Tom burst from the cab and slid down the short, steep hill. The long, wet grass made the footing difficult, even in his work boots. Her driver’s door nearly touched the SUV. He had no room to get her out. “Peach! Peach!” He wrenched open the passenger’s door and found her laying heavily over the steering wheel. Crawling in, he pulled the veil of hair from her face. “Peach, honey. Open your eyes for me.”

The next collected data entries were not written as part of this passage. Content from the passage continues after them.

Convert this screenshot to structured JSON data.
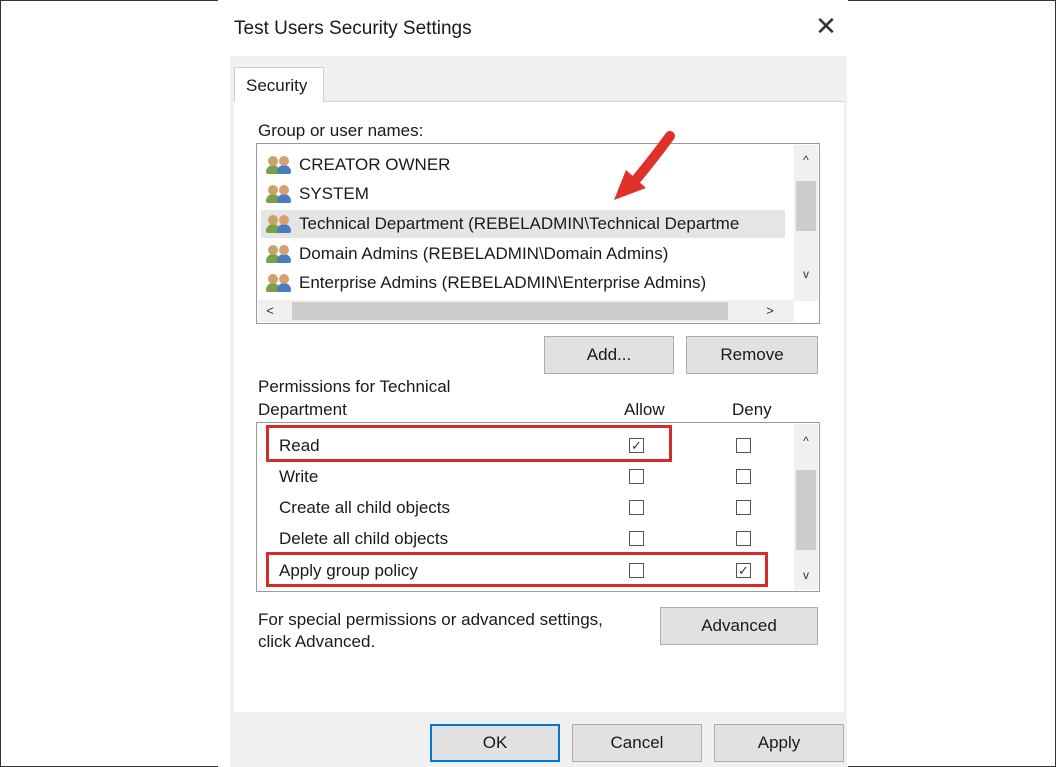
{
  "dialog": {
    "title": "Test Users Security Settings",
    "close_symbol": "✕",
    "tab_label": "Security"
  },
  "group_list": {
    "label": "Group or user names:",
    "items": [
      {
        "name": "CREATOR OWNER",
        "selected": false
      },
      {
        "name": "SYSTEM",
        "selected": false
      },
      {
        "name": "Technical Department (REBELADMIN\\Technical Departme",
        "selected": true
      },
      {
        "name": "Domain Admins (REBELADMIN\\Domain Admins)",
        "selected": false
      },
      {
        "name": "Enterprise Admins (REBELADMIN\\Enterprise Admins)",
        "selected": false
      }
    ],
    "scroll_up": "^",
    "scroll_down": "v",
    "scroll_left": "<",
    "scroll_right": ">"
  },
  "buttons": {
    "add": "Add...",
    "remove": "Remove",
    "advanced": "Advanced",
    "ok": "OK",
    "cancel": "Cancel",
    "apply": "Apply"
  },
  "permissions": {
    "label_line1": "Permissions for Technical",
    "label_line2": "Department",
    "allow_header": "Allow",
    "deny_header": "Deny",
    "rows": [
      {
        "name": "Read",
        "allow": true,
        "deny": false,
        "highlighted": true
      },
      {
        "name": "Write",
        "allow": false,
        "deny": false,
        "highlighted": false
      },
      {
        "name": "Create all child objects",
        "allow": false,
        "deny": false,
        "highlighted": false
      },
      {
        "name": "Delete all child objects",
        "allow": false,
        "deny": false,
        "highlighted": false
      },
      {
        "name": "Apply group policy",
        "allow": false,
        "deny": true,
        "highlighted": true
      }
    ],
    "check_mark": "✓"
  },
  "advanced_note": {
    "line1": "For special permissions or advanced settings,",
    "line2": "click Advanced."
  },
  "colors": {
    "highlight": "#d42b2b",
    "arrow": "#e0302a",
    "primary_button_border": "#0078d7"
  }
}
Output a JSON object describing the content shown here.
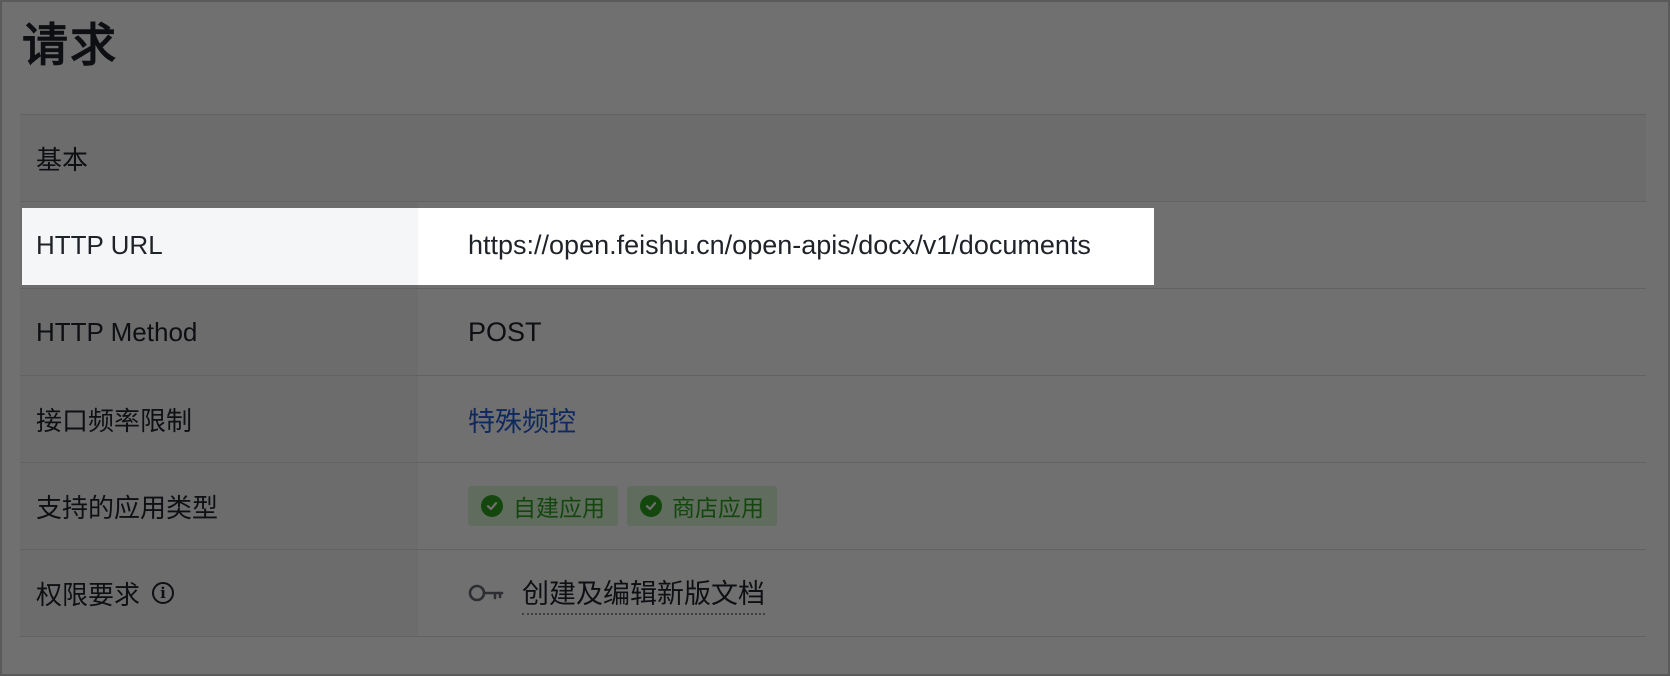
{
  "section_title": "请求",
  "table": {
    "header": "基本",
    "rows": {
      "url": {
        "label": "HTTP URL",
        "value": "https://open.feishu.cn/open-apis/docx/v1/documents"
      },
      "method": {
        "label": "HTTP Method",
        "value": "POST"
      },
      "rate_limit": {
        "label": "接口频率限制",
        "value": "特殊频控"
      },
      "app_types": {
        "label": "支持的应用类型",
        "tags": [
          "自建应用",
          "商店应用"
        ]
      },
      "permission": {
        "label": "权限要求",
        "value": "创建及编辑新版文档"
      }
    }
  },
  "colors": {
    "overlay": "#000000",
    "link": "#245bdb",
    "tag_bg": "#d9f5d6",
    "tag_text": "#2ea121"
  },
  "icons": [
    "check-circle-icon",
    "info-icon",
    "key-icon"
  ]
}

Her eyes fluttered but didn’t quite open. He sprung the latch on her seat belt and began pulling her dead weight from the seat. “Peach, honey. I could use some help here. We really need to get out.” Her eyes slowly opened. “Use your legs, honey. That’s right. Just a little further. I have you.” He backed out of the truck, taking as much of her weight as he could. She crawled blindly, her arms and legs plodding uncoordinatedly. He encouraged her, watching her arms tremble. He caught her when they collapsed, pulling her the rest of the way out of the truck.

“M-my bag. I need it.”

He leaned in, fishing her bag from the floor. A shot rang out. Instinct had him covering her body with his.

“Get up here, Tom. Now.” Jeb squeezed off two rounds, discouraging any intervention by the SUV boys. He was out of the Escalade, using the front end for cover. “They don’t have an angle. Move it.”

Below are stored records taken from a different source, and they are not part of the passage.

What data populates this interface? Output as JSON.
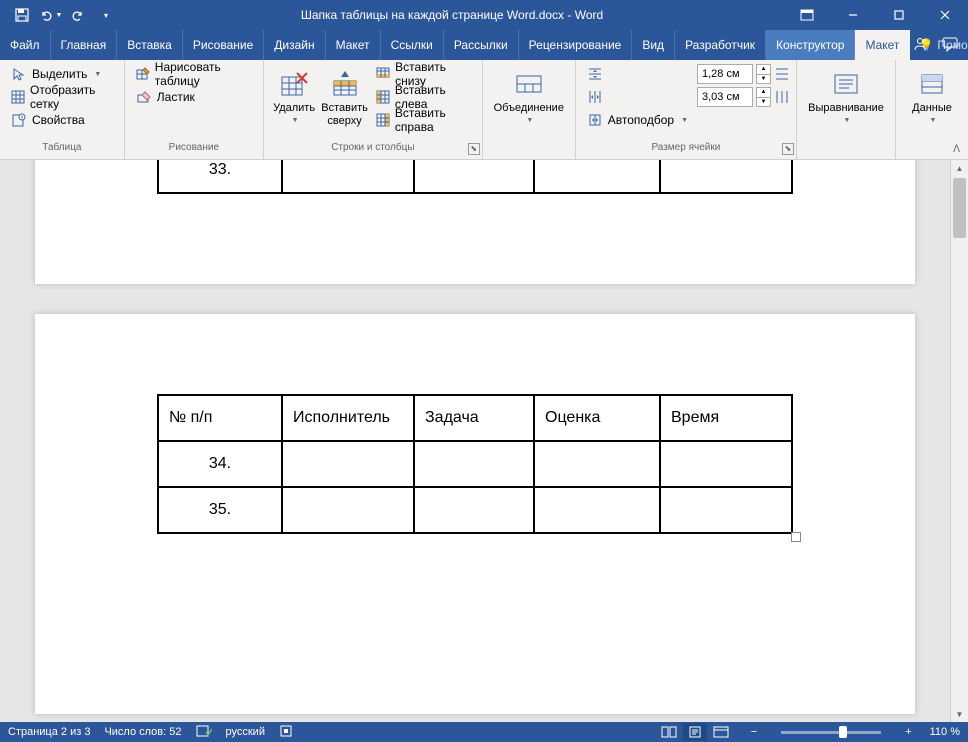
{
  "title": "Шапка таблицы на каждой странице Word.docx  -  Word",
  "tabs": {
    "file": "Файл",
    "items": [
      "Главная",
      "Вставка",
      "Рисование",
      "Дизайн",
      "Макет",
      "Ссылки",
      "Рассылки",
      "Рецензирование",
      "Вид",
      "Разработчик",
      "Конструктор",
      "Макет"
    ],
    "active_index": 11,
    "tellme": "Помощн"
  },
  "ribbon": {
    "g_table": {
      "label": "Таблица",
      "select": "Выделить",
      "gridlines": "Отобразить сетку",
      "properties": "Свойства"
    },
    "g_draw": {
      "label": "Рисование",
      "draw": "Нарисовать таблицу",
      "eraser": "Ластик"
    },
    "g_rowscols": {
      "label": "Строки и столбцы",
      "delete": "Удалить",
      "insert_above": "Вставить\nсверху",
      "insert_below": "Вставить снизу",
      "insert_left": "Вставить слева",
      "insert_right": "Вставить справа"
    },
    "g_merge": {
      "label": "",
      "merge": "Объединение"
    },
    "g_cellsize": {
      "label": "Размер ячейки",
      "height": "1,28 см",
      "width": "3,03 см",
      "autofit": "Автоподбор"
    },
    "g_align": {
      "label": "",
      "align": "Выравнивание"
    },
    "g_data": {
      "label": "",
      "data": "Данные"
    }
  },
  "document": {
    "page1_rows": [
      "33."
    ],
    "headers": [
      "№ п/п",
      "Исполнитель",
      "Задача",
      "Оценка",
      "Время"
    ],
    "page2_rows": [
      "34.",
      "35."
    ]
  },
  "status": {
    "page": "Страница 2 из 3",
    "words": "Число слов: 52",
    "lang": "русский",
    "zoom": "110 %"
  }
}
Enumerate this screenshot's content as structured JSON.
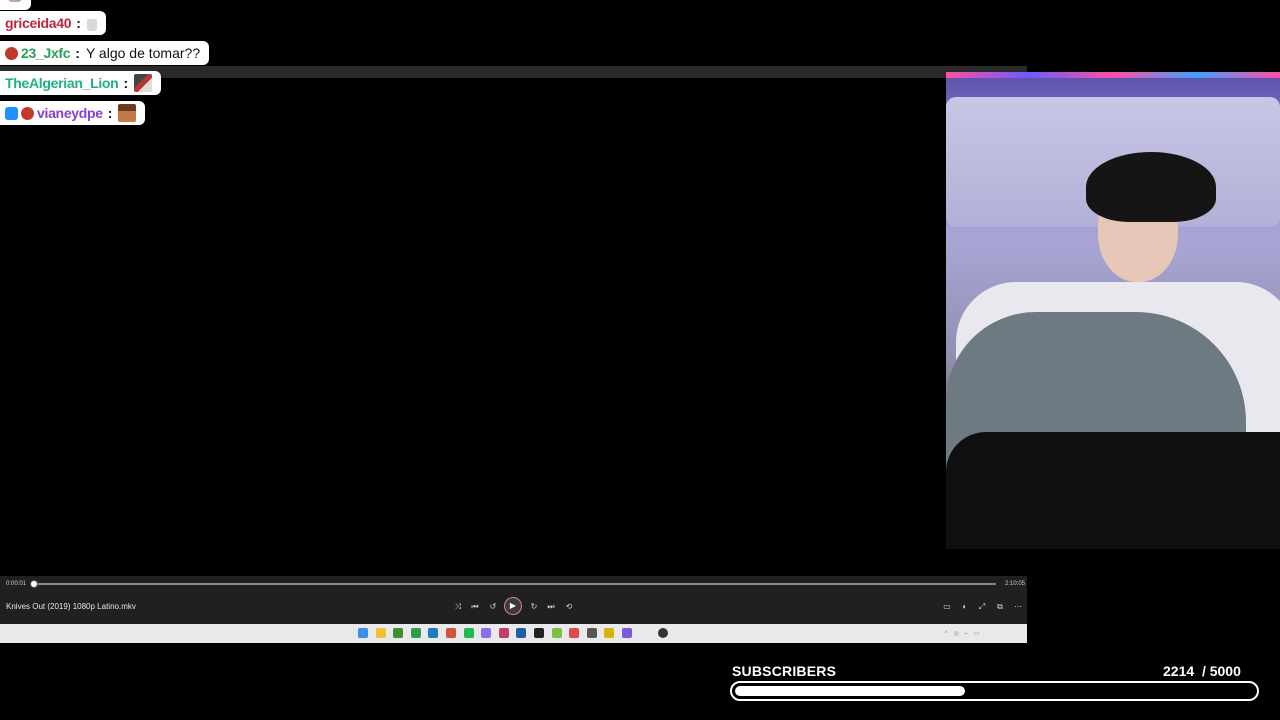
{
  "chat": {
    "messages": [
      {
        "username": "",
        "text": "",
        "username_color": "#b03a3a",
        "badges": [],
        "emote": "partial-emote"
      },
      {
        "username": "griceida40",
        "text": "",
        "username_color": "#c0243f",
        "badges": [],
        "emote": "glass-emote"
      },
      {
        "username": "23_Jxfc",
        "text": "Y algo de tomar??",
        "username_color": "#2aa05a",
        "badges": [
          "bear-badge"
        ],
        "emote": ""
      },
      {
        "username": "TheAlgerian_Lion",
        "text": "",
        "username_color": "#1fb37a",
        "badges": [],
        "emote": "pixel-emote"
      },
      {
        "username": "vianeydpe",
        "text": "",
        "username_color": "#8a3fd0",
        "badges": [
          "cube-badge",
          "bear-badge"
        ],
        "emote": "face-emote"
      }
    ],
    "separator": ":"
  },
  "player": {
    "elapsed": "0:00:01",
    "total": "2:10:05",
    "progress": 0.0,
    "file_name": "Knives Out (2019) 1080p Latino.mkv",
    "controls": {
      "shuffle": "shuffle-icon",
      "previous": "previous-icon",
      "rewind": "rewind-icon",
      "play": "play-icon",
      "forward": "forward-icon",
      "next": "next-icon",
      "repeat": "repeat-icon",
      "subtitles": "subtitles-icon",
      "volume": "volume-icon",
      "fullscreen": "fullscreen-icon",
      "miniplayer": "miniplayer-icon",
      "more": "more-icon"
    },
    "accent_color": "#e07ab6"
  },
  "taskbar": {
    "apps": [
      {
        "name": "start-icon",
        "color": "#3a8ee6"
      },
      {
        "name": "explorer-icon",
        "color": "#f2c12e"
      },
      {
        "name": "nvidia-icon",
        "color": "#3f8f2a"
      },
      {
        "name": "chrome-icon",
        "color": "#2f9e4f"
      },
      {
        "name": "edge-icon",
        "color": "#1b7fbf"
      },
      {
        "name": "browser-icon",
        "color": "#d2543a"
      },
      {
        "name": "spotify-icon",
        "color": "#1db954"
      },
      {
        "name": "discord-icon",
        "color": "#8a6cf0"
      },
      {
        "name": "app-icon",
        "color": "#c23b6a"
      },
      {
        "name": "app-icon-2",
        "color": "#1f5fa8"
      },
      {
        "name": "app-icon-3",
        "color": "#222"
      },
      {
        "name": "app-icon-4",
        "color": "#7ac143"
      },
      {
        "name": "app-icon-5",
        "color": "#e04a4a"
      },
      {
        "name": "app-icon-6",
        "color": "#555"
      },
      {
        "name": "app-icon-7",
        "color": "#d9b300"
      },
      {
        "name": "app-icon-8",
        "color": "#7b5cd6"
      },
      {
        "name": "media-player-icon",
        "color": "#333"
      }
    ],
    "tray": "^ ◎ ⌁ ▭",
    "clock_time": "",
    "clock_date": ""
  },
  "goal": {
    "label": "SUBSCRIBERS",
    "current": "2214",
    "target": "/ 5000",
    "fraction": 0.4428
  }
}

Using her truck for leverage and cover, Tom carried most of Peach’s weight up the slope. He struggled the last few feet, hampered by her staggering and the wet grass. With determination, he swung her into his arms and ran as Jeb laid more cover. The sound of the shots fueled his legs until he finally opened the back door, hurried Peach in, and then followed.

“On the floor,” Jeb yelled as he jumped into the running vehicle.

Shots rang out as their tires squealed. They sped backward down the road. Sirens sounded in the distance as Jeb executed a three-point turn and floored it. He took the first turn, pulling over to let a police car race past. “We’re clear,” he said, pulling out at a normal speed.

Tom crawled off the floor where he had covered Peach’s limp body. “Peach? Talk to me.” He lifted her onto the seat and snapped the seat belt across her. She had a red streak blossoming across her forehead. “The air bag didn’t go off. It looks like she bounced her head off the steering wheel.”

“That monster probably pre-dated airbags.” Jeb glanced back. “She looks dazed.”

Tom repeated her name and tapped her cheek until there was a flicker of light. She looked around the cab and then stared at his face. Her fingers traced his jaw. “Somebody is trying to kill you.”

Relief swept through him as clarity came into her eyes. He sat in the center seat and fastened the seat belt. “I noticed.” He captured her hand and kissed the palm. “You saved me again.”

“Damn it. I swore I wasn’t going to do that. I don’t even like you.” She pulled her hand away, curling it into a fist and trying to look fierce.

He took her hand back, caressed it. “Liar.”

She looked at him and then quickly away. “Where are we going?”

“Your house,” Jeb said. “Where do you think they are going to go when they trace the plates on your truck?”

Her gaze snapped to Tom’s, and he saw fear in her eyes. “Poppy.”